Although the advancement of THz based detection has been remarkable through the continuous improvement of the THz devices including miniaturization, reconstruction algorithms, sources and detectors etc., the development of the imaging technology is still not yet mature and further developments are required to fit for clinical adoption. Some of the common limitations of THz imaging include the very high cost of commercially available THz equipment, the unavailability of standardized tools and methods for enabling results comparison. THz radiation is highly absorbed by water and water-containing fluids under the tissue of interest causing limited penetration depth. Also, the technology is still associated with a lack of discriminative precision, data interpretation, data availability and analysis, low resolution, low SNR, long scanning time, and effects of environmental conditions on tissue samples (shape, fluid content etc.).
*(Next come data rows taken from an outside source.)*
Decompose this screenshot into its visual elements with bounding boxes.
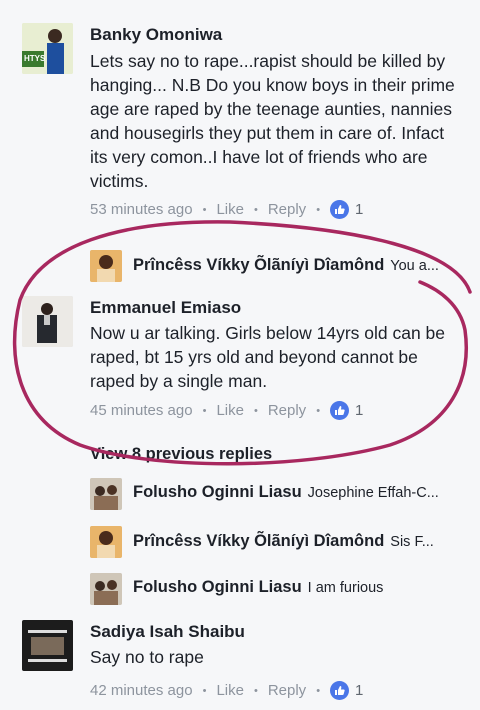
like-link[interactable]: Like [216,402,244,419]
avatar-sadiya[interactable] [22,620,73,671]
reply-text: Sis F... [390,533,434,550]
avatar-vikky[interactable] [90,250,122,282]
avatar-banky[interactable]: HTYS [22,23,73,74]
reply-name[interactable]: Folusho Oginni Liasu [133,578,302,597]
timestamp[interactable]: 42 minutes ago [90,682,193,699]
avatar-folusho-image [90,478,122,510]
view-previous-replies-link[interactable]: View 8 previous replies [90,445,272,464]
reply-text: I am furious [307,579,384,596]
avatar-sadiya-image [22,620,73,671]
avatar-banky-label: HTYS [24,54,46,63]
comment-meta: 45 minutes ago • Like • Reply • 1 [90,401,364,420]
reply-text: You a... [390,257,439,274]
like-link[interactable]: Like [216,201,244,218]
reply-link[interactable]: Reply [268,201,306,218]
avatar-folusho[interactable] [90,478,122,510]
avatar-vikky[interactable] [90,526,122,558]
avatar-vikky-image [90,526,122,558]
like-count: 1 [355,682,364,699]
like-icon[interactable] [330,681,350,700]
reply-name[interactable]: Prîncêss Víkky Õlãníyì Dîamônd [133,256,384,275]
commenter-name[interactable]: Banky Omoniwa [90,25,222,45]
avatar-folusho[interactable] [90,573,122,605]
reply-link[interactable]: Reply [268,402,306,419]
comment-text: Now u ar talking. Girls below 14yrs old … [90,323,446,391]
like-count: 1 [355,402,364,419]
like-link[interactable]: Like [216,682,244,699]
reply-name[interactable]: Folusho Oginni Liasu [133,483,302,502]
avatar-vikky-image [90,250,122,282]
reply-vikky: Prîncêss Víkky Õlãníyì Dîamônd You a... [133,256,439,275]
comment-text: Say no to rape [90,647,204,667]
reply-row: Prîncêss Víkky Õlãníyì Dîamônd Sis F... [133,532,434,551]
reply-row: Folusho Oginni Liasu Josephine Effah-C..… [133,483,439,502]
commenter-name[interactable]: Emmanuel Emiaso [90,298,241,318]
timestamp[interactable]: 53 minutes ago [90,201,193,218]
avatar-banky-image [22,23,73,74]
timestamp[interactable]: 45 minutes ago [90,402,193,419]
like-icon[interactable] [330,401,350,420]
like-count: 1 [355,201,364,218]
avatar-folusho-image [90,573,122,605]
like-icon[interactable] [330,200,350,219]
comment-meta: 42 minutes ago • Like • Reply • 1 [90,681,364,700]
comment-meta: 53 minutes ago • Like • Reply • 1 [90,200,364,219]
reply-name[interactable]: Prîncêss Víkky Õlãníyì Dîamônd [133,532,384,551]
reply-text: Josephine Effah-C... [307,484,439,501]
comment-text: Lets say no to rape...rapist should be k… [90,51,455,191]
commenter-name[interactable]: Sadiya Isah Shaibu [90,622,245,642]
reply-row: Folusho Oginni Liasu I am furious [133,578,383,597]
reply-link[interactable]: Reply [268,682,306,699]
avatar-emmanuel-image [22,296,73,347]
avatar-emmanuel[interactable] [22,296,73,347]
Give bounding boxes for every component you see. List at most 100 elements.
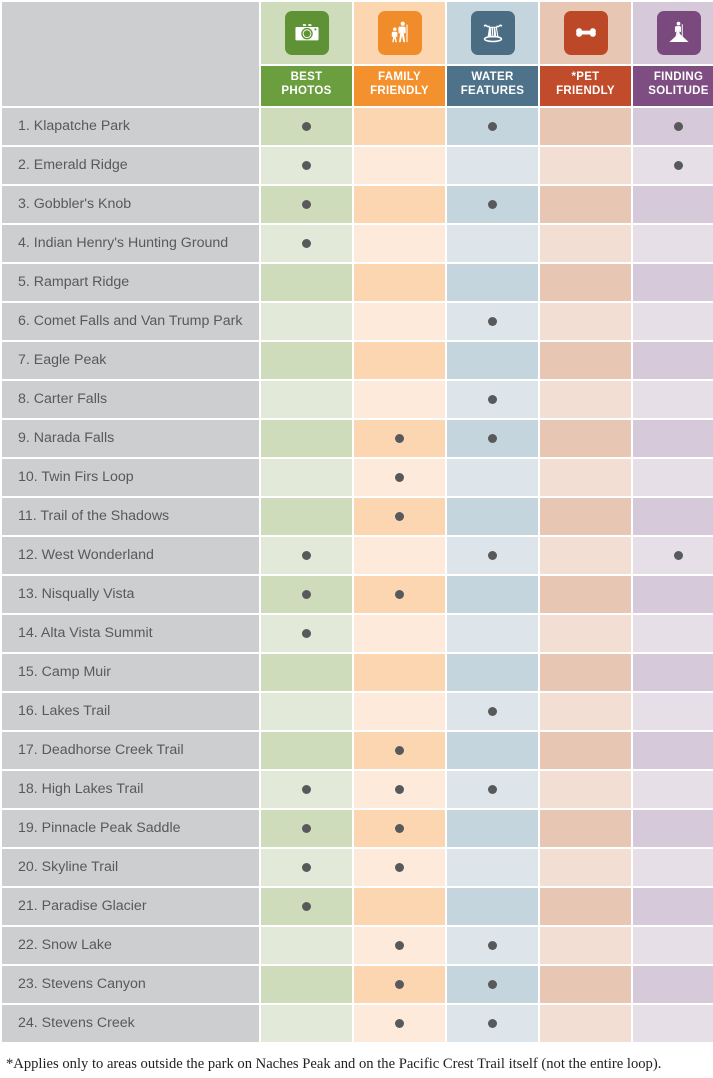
cell-r15-pet_friendly[interactable] — [540, 654, 631, 691]
cell-r4-family_friendly[interactable] — [354, 225, 445, 262]
cell-r10-family_friendly[interactable] — [354, 459, 445, 496]
cell-r12-family_friendly[interactable] — [354, 537, 445, 574]
cell-r8-finding_solitude[interactable] — [633, 381, 713, 418]
cell-r9-pet_friendly[interactable] — [540, 420, 631, 457]
cell-r17-family_friendly[interactable] — [354, 732, 445, 769]
column-header-best_photos[interactable]: BEST PHOTOS — [261, 66, 352, 106]
row-label-10[interactable]: 10. Twin Firs Loop — [2, 459, 259, 496]
row-label-14[interactable]: 14. Alta Vista Summit — [2, 615, 259, 652]
row-label-21[interactable]: 21. Paradise Glacier — [2, 888, 259, 925]
cell-r20-finding_solitude[interactable] — [633, 849, 713, 886]
cell-r4-finding_solitude[interactable] — [633, 225, 713, 262]
cell-r22-finding_solitude[interactable] — [633, 927, 713, 964]
cell-r6-water_features[interactable] — [447, 303, 538, 340]
row-label-5[interactable]: 5. Rampart Ridge — [2, 264, 259, 301]
cell-r7-family_friendly[interactable] — [354, 342, 445, 379]
cell-r14-finding_solitude[interactable] — [633, 615, 713, 652]
cell-r20-best_photos[interactable] — [261, 849, 352, 886]
cell-r16-water_features[interactable] — [447, 693, 538, 730]
cell-r18-finding_solitude[interactable] — [633, 771, 713, 808]
cell-r5-best_photos[interactable] — [261, 264, 352, 301]
cell-r21-pet_friendly[interactable] — [540, 888, 631, 925]
row-label-7[interactable]: 7. Eagle Peak — [2, 342, 259, 379]
cell-r18-family_friendly[interactable] — [354, 771, 445, 808]
cell-r13-family_friendly[interactable] — [354, 576, 445, 613]
cell-r10-pet_friendly[interactable] — [540, 459, 631, 496]
row-label-20[interactable]: 20. Skyline Trail — [2, 849, 259, 886]
cell-r12-best_photos[interactable] — [261, 537, 352, 574]
cell-r8-water_features[interactable] — [447, 381, 538, 418]
cell-r3-finding_solitude[interactable] — [633, 186, 713, 223]
cell-r5-family_friendly[interactable] — [354, 264, 445, 301]
cell-r10-finding_solitude[interactable] — [633, 459, 713, 496]
cell-r13-best_photos[interactable] — [261, 576, 352, 613]
column-header-water_features[interactable]: WATER FEATURES — [447, 66, 538, 106]
cell-r20-water_features[interactable] — [447, 849, 538, 886]
cell-r4-water_features[interactable] — [447, 225, 538, 262]
row-label-12[interactable]: 12. West Wonderland — [2, 537, 259, 574]
cell-r24-water_features[interactable] — [447, 1005, 538, 1042]
cell-r8-pet_friendly[interactable] — [540, 381, 631, 418]
cell-r18-pet_friendly[interactable] — [540, 771, 631, 808]
cell-r18-best_photos[interactable] — [261, 771, 352, 808]
cell-r8-best_photos[interactable] — [261, 381, 352, 418]
cell-r1-finding_solitude[interactable] — [633, 108, 713, 145]
cell-r15-family_friendly[interactable] — [354, 654, 445, 691]
cell-r19-best_photos[interactable] — [261, 810, 352, 847]
cell-r14-pet_friendly[interactable] — [540, 615, 631, 652]
cell-r24-pet_friendly[interactable] — [540, 1005, 631, 1042]
cell-r1-family_friendly[interactable] — [354, 108, 445, 145]
cell-r22-pet_friendly[interactable] — [540, 927, 631, 964]
cell-r17-best_photos[interactable] — [261, 732, 352, 769]
cell-r11-best_photos[interactable] — [261, 498, 352, 535]
cell-r21-best_photos[interactable] — [261, 888, 352, 925]
cell-r1-water_features[interactable] — [447, 108, 538, 145]
cell-r1-best_photos[interactable] — [261, 108, 352, 145]
cell-r15-finding_solitude[interactable] — [633, 654, 713, 691]
cell-r17-water_features[interactable] — [447, 732, 538, 769]
cell-r16-finding_solitude[interactable] — [633, 693, 713, 730]
cell-r7-pet_friendly[interactable] — [540, 342, 631, 379]
cell-r9-family_friendly[interactable] — [354, 420, 445, 457]
cell-r18-water_features[interactable] — [447, 771, 538, 808]
cell-r6-pet_friendly[interactable] — [540, 303, 631, 340]
cell-r19-family_friendly[interactable] — [354, 810, 445, 847]
cell-r13-finding_solitude[interactable] — [633, 576, 713, 613]
cell-r5-pet_friendly[interactable] — [540, 264, 631, 301]
cell-r3-best_photos[interactable] — [261, 186, 352, 223]
cell-r14-water_features[interactable] — [447, 615, 538, 652]
row-label-15[interactable]: 15. Camp Muir — [2, 654, 259, 691]
row-label-23[interactable]: 23. Stevens Canyon — [2, 966, 259, 1003]
cell-r3-water_features[interactable] — [447, 186, 538, 223]
cell-r24-best_photos[interactable] — [261, 1005, 352, 1042]
cell-r16-best_photos[interactable] — [261, 693, 352, 730]
cell-r7-water_features[interactable] — [447, 342, 538, 379]
row-label-11[interactable]: 11. Trail of the Shadows — [2, 498, 259, 535]
cell-r23-pet_friendly[interactable] — [540, 966, 631, 1003]
cell-r1-pet_friendly[interactable] — [540, 108, 631, 145]
cell-r2-best_photos[interactable] — [261, 147, 352, 184]
cell-r21-family_friendly[interactable] — [354, 888, 445, 925]
cell-r7-finding_solitude[interactable] — [633, 342, 713, 379]
cell-r17-finding_solitude[interactable] — [633, 732, 713, 769]
cell-r19-pet_friendly[interactable] — [540, 810, 631, 847]
cell-r2-water_features[interactable] — [447, 147, 538, 184]
cell-r21-water_features[interactable] — [447, 888, 538, 925]
cell-r4-pet_friendly[interactable] — [540, 225, 631, 262]
cell-r2-pet_friendly[interactable] — [540, 147, 631, 184]
row-label-8[interactable]: 8. Carter Falls — [2, 381, 259, 418]
cell-r24-family_friendly[interactable] — [354, 1005, 445, 1042]
cell-r12-pet_friendly[interactable] — [540, 537, 631, 574]
cell-r21-finding_solitude[interactable] — [633, 888, 713, 925]
cell-r20-family_friendly[interactable] — [354, 849, 445, 886]
cell-r16-pet_friendly[interactable] — [540, 693, 631, 730]
row-label-13[interactable]: 13. Nisqually Vista — [2, 576, 259, 613]
cell-r24-finding_solitude[interactable] — [633, 1005, 713, 1042]
row-label-6[interactable]: 6. Comet Falls and Van Trump Park — [2, 303, 259, 340]
cell-r22-water_features[interactable] — [447, 927, 538, 964]
row-label-2[interactable]: 2. Emerald Ridge — [2, 147, 259, 184]
cell-r2-finding_solitude[interactable] — [633, 147, 713, 184]
row-label-22[interactable]: 22. Snow Lake — [2, 927, 259, 964]
row-label-9[interactable]: 9. Narada Falls — [2, 420, 259, 457]
cell-r15-best_photos[interactable] — [261, 654, 352, 691]
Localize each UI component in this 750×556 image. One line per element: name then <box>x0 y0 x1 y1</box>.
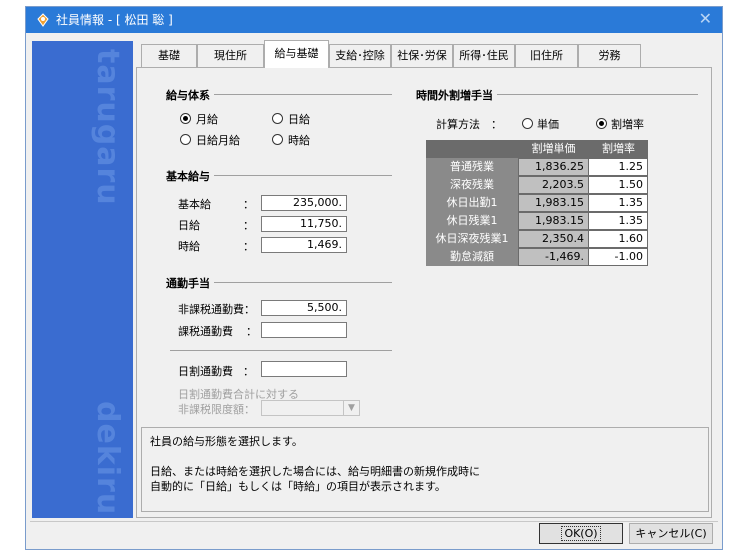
chevron-down-icon: ▼ <box>343 401 359 415</box>
tab-label: 旧住所 <box>530 49 563 62</box>
taxable-commute-label: 課税通勤費 <box>178 325 233 338</box>
cancel-button[interactable]: キャンセル(C) <box>629 523 713 544</box>
table-cell-rate[interactable]: 1.50 <box>588 176 648 194</box>
ok-button-label: OK(O) <box>561 526 601 541</box>
tab-label: 基礎 <box>158 49 180 62</box>
table-row-label: 深夜残業 <box>426 176 518 194</box>
tab-label: 給与基礎 <box>274 47 319 60</box>
table-cell-rate[interactable]: 1.35 <box>588 194 648 212</box>
table-row-label: 休日残業1 <box>426 212 518 230</box>
footer-divider <box>30 521 718 522</box>
taxable-commute-field[interactable] <box>261 322 347 338</box>
tab-income-resident[interactable]: 所得･住民 <box>453 44 515 67</box>
ok-button[interactable]: OK(O) <box>539 523 623 544</box>
description-line <box>150 449 700 464</box>
nontaxable-commute-label: 非課税通勤費： <box>178 303 255 316</box>
table-cell-rate[interactable]: 1.25 <box>588 158 648 176</box>
colon: ： <box>246 325 257 338</box>
tab-payment-deduction[interactable]: 支給･控除 <box>329 44 391 67</box>
table-cell-rate[interactable]: 1.35 <box>588 212 648 230</box>
radio-daily-monthly[interactable] <box>180 134 191 145</box>
table-row-label: 普通残業 <box>426 158 518 176</box>
tab-basic[interactable]: 基礎 <box>141 44 197 67</box>
hourly-pay-field[interactable]: 1,469. <box>261 237 347 253</box>
daily-commute-label: 日割通勤費 <box>178 365 233 378</box>
table-cell-price: 1,983.15 <box>518 212 589 230</box>
tab-labor[interactable]: 労務 <box>578 44 641 67</box>
table-row-label: 勤怠減額 <box>426 248 518 266</box>
description-box: 社員の給与形態を選択します。 日給、または時給を選択した場合には、給与明細書の新… <box>141 427 709 512</box>
tab-label: 所得･住民 <box>459 49 509 62</box>
colon: ： <box>243 198 254 211</box>
calc-method-label: 計算方法 ： <box>436 118 502 131</box>
radio-hourly[interactable] <box>272 134 283 145</box>
table-header-rate: 割増率 <box>589 140 648 158</box>
colon: ： <box>243 240 254 253</box>
hourly-pay-label: 時給 <box>178 240 200 253</box>
tab-current-address[interactable]: 現住所 <box>197 44 264 67</box>
radio-premium-rate[interactable] <box>596 118 607 129</box>
daily-commute-field[interactable] <box>261 361 347 377</box>
table-cell-rate[interactable]: -1.00 <box>588 248 648 266</box>
table-cell-price: 2,350.4 <box>518 230 589 248</box>
table-row-label: 休日深夜残業1 <box>426 230 518 248</box>
table-header-price: 割増単価 <box>518 140 589 158</box>
tab-old-address[interactable]: 旧住所 <box>515 44 578 67</box>
tab-label: 支給･控除 <box>335 49 385 62</box>
close-icon[interactable]: ✕ <box>699 10 712 28</box>
tab-label: 労務 <box>598 49 621 62</box>
sidebar-banner: tarugaru dekiru <box>32 41 133 518</box>
description-line: 日給、または時給を選択した場合には、給与明細書の新規作成時に <box>150 465 480 478</box>
base-pay-label: 基本給 <box>178 198 211 211</box>
commute-title: 通勤手当 <box>166 275 214 291</box>
sidebar-watermark-bottom: dekiru <box>90 401 125 516</box>
description-line: 自動的に「日給」もしくは「時給」の項目が表示されます。 <box>150 480 446 493</box>
section-divider <box>170 350 392 351</box>
tab-label: 社保･労保 <box>397 49 447 62</box>
window-title: 社員情報 - [ 松田 聡 ] <box>56 13 173 27</box>
table-row-label: 休日出勤1 <box>426 194 518 212</box>
table-cell-rate[interactable]: 1.60 <box>588 230 648 248</box>
nontaxable-commute-field[interactable]: 5,500. <box>261 300 347 316</box>
radio-monthly-label: 月給 <box>196 113 218 126</box>
table-corner <box>426 140 518 158</box>
radio-hourly-label: 時給 <box>288 134 310 147</box>
radio-unit-price[interactable] <box>522 118 533 129</box>
radio-daily-monthly-label: 日給月給 <box>196 134 240 147</box>
daily-pay-field[interactable]: 11,750. <box>261 216 347 232</box>
base-pay-field[interactable]: 235,000. <box>261 195 347 211</box>
table-cell-price: -1,469. <box>518 248 589 266</box>
tab-label: 現住所 <box>214 49 247 62</box>
table-cell-price: 2,203.5 <box>518 176 589 194</box>
tab-insurance[interactable]: 社保･労保 <box>391 44 453 67</box>
table-cell-price: 1,983.15 <box>518 194 589 212</box>
colon: ： <box>243 219 254 232</box>
table-cell-price: 1,836.25 <box>518 158 589 176</box>
limit-label-line2: 非課税限度額： <box>178 403 255 416</box>
description-line: 社員の給与形態を選択します。 <box>150 435 303 448</box>
base-salary-title: 基本給与 <box>166 168 214 184</box>
tab-salary-basic[interactable]: 給与基礎 <box>264 40 329 68</box>
colon: ： <box>243 365 254 378</box>
radio-monthly[interactable] <box>180 113 191 124</box>
radio-premium-rate-label: 割増率 <box>611 118 644 131</box>
salary-system-title: 給与体系 <box>166 87 214 103</box>
radio-daily-label: 日給 <box>288 113 310 126</box>
overtime-title: 時間外割増手当 <box>416 87 497 103</box>
app-icon <box>37 13 49 27</box>
daily-pay-label: 日給 <box>178 219 200 232</box>
radio-daily[interactable] <box>272 113 283 124</box>
nontaxable-limit-select[interactable]: ▼ <box>261 400 360 416</box>
sidebar-watermark-top: tarugaru <box>90 49 125 206</box>
radio-unit-price-label: 単価 <box>537 118 559 131</box>
title-bar: 社員情報 - [ 松田 聡 ] ✕ <box>26 7 722 33</box>
employee-info-window: 社員情報 - [ 松田 聡 ] ✕ tarugaru dekiru 基礎 現住所… <box>25 6 723 550</box>
cancel-button-label: キャンセル(C) <box>635 527 707 540</box>
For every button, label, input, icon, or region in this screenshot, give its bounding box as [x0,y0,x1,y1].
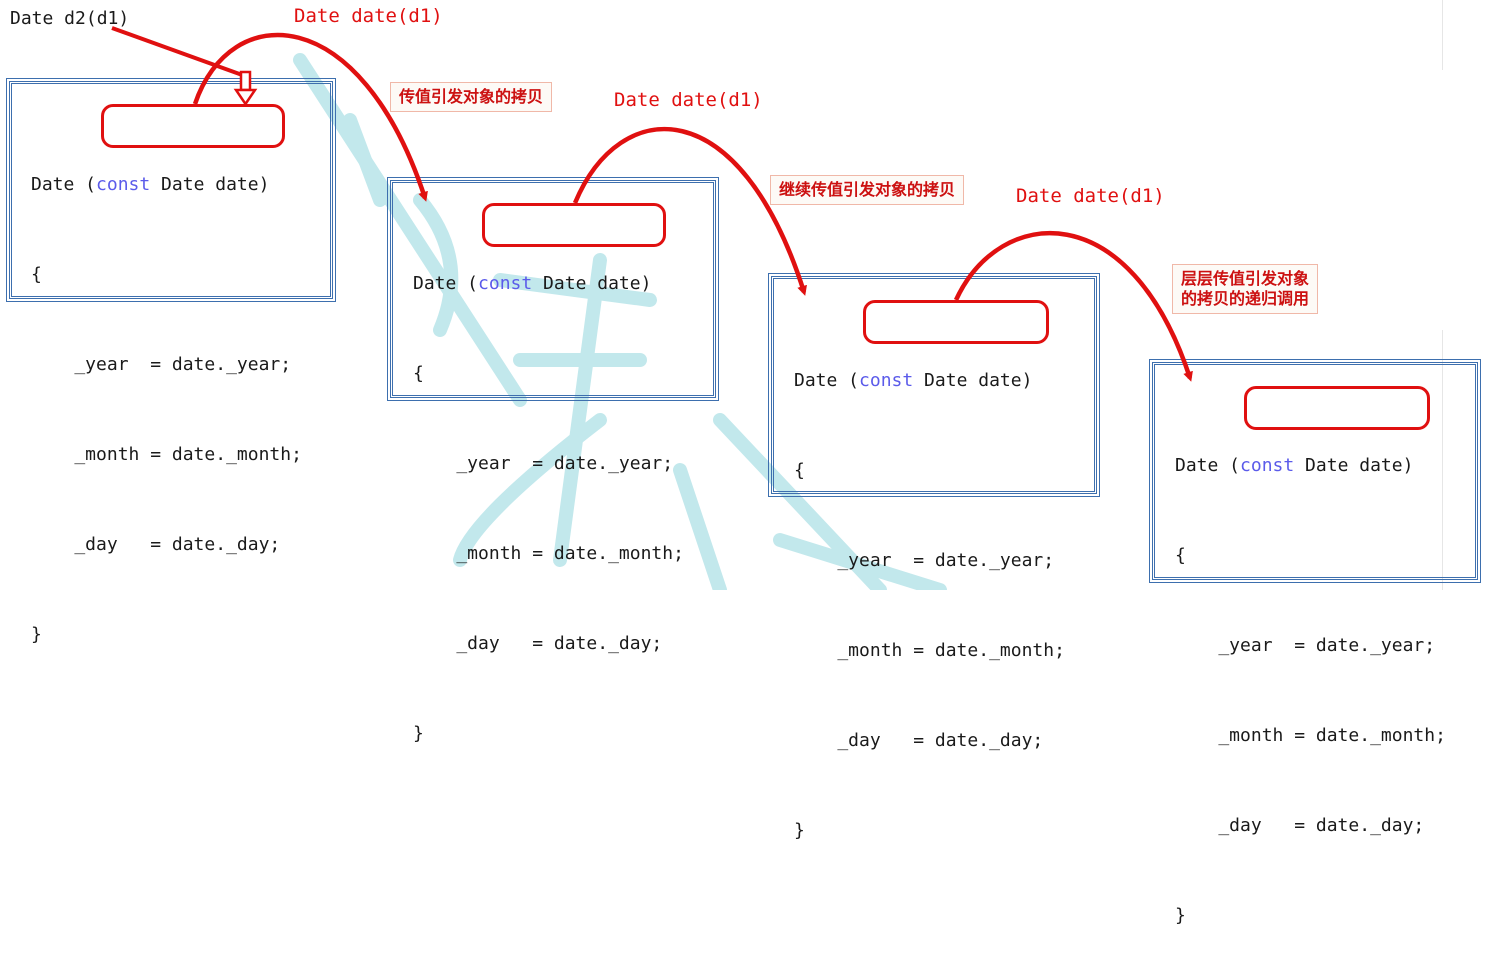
close-brace: } [794,820,805,841]
close-brace: } [31,624,42,645]
code-line-day: _day = date._day; [413,633,663,654]
code-line-month: _month = date._month; [794,640,1065,661]
recursive-call-arrow-1 [192,32,428,202]
code-line-day: _day = date._day; [1175,815,1425,836]
arrow-layer [111,26,1193,382]
hollow-down-arrow-icon [233,70,258,107]
code-line-month: _month = date._month; [1175,725,1446,746]
code-line-day: _day = date._day; [794,730,1044,751]
caller-arrow [111,26,246,78]
code-line-year: _year = date._year; [1175,635,1436,656]
recursive-call-arrow-2 [572,127,807,296]
recursive-call-arrow-3 [953,230,1193,382]
close-brace: } [1175,905,1186,926]
close-brace: } [413,723,424,744]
Further, the reported experimental THz cancer imaging-based investigations show that the technology is mostly suitable for the observation of epithelial cancers due to the limited penetration depths.

There is still vast need to improve the THz technology through research and development for it to break into medical image modality market and achieve competitive performance to the conventional and widely used modalities like MRI, CT etc. and for the clinical adoption of THz imaging for cancer. As such, potential research challenges could be faced in addressing the aforementioned THz limitations. Some of the potential challenges are development of high-speed THz imaging systems, configurations to achieve real time, in vivo and non-invasive imaging of the body organs regardless of the location and geometry complexity, integration of the THz imaging systems with other modern technologies for example robotics, IoT etc., standardization of acquisition procedures for comparability, lack of THz image datasets for classification algorithm development. More work will be required to address the high THz absorption by water to increase penetration depth and to deliver very high SNR. Moreover, challenges related to system interoperability, standardization, security threats, cost of resources and data sharing will potentially be faced in future research.

We propose the diagnosis accuracy and analysis improvement of the acquired cancer images through development of the proposed CAD system. Future research could also investigate the integration of THz technology with robotics, internet of things, big data analytics, cloud computing etc. for remote patient monitoring, investigate THz radiation impact on biological tissues, develop cost effective, compact and sensitive THz imaging system that can be standardized for clinical trials, establish shared THz cancer image datasets to facilitate and support academic research.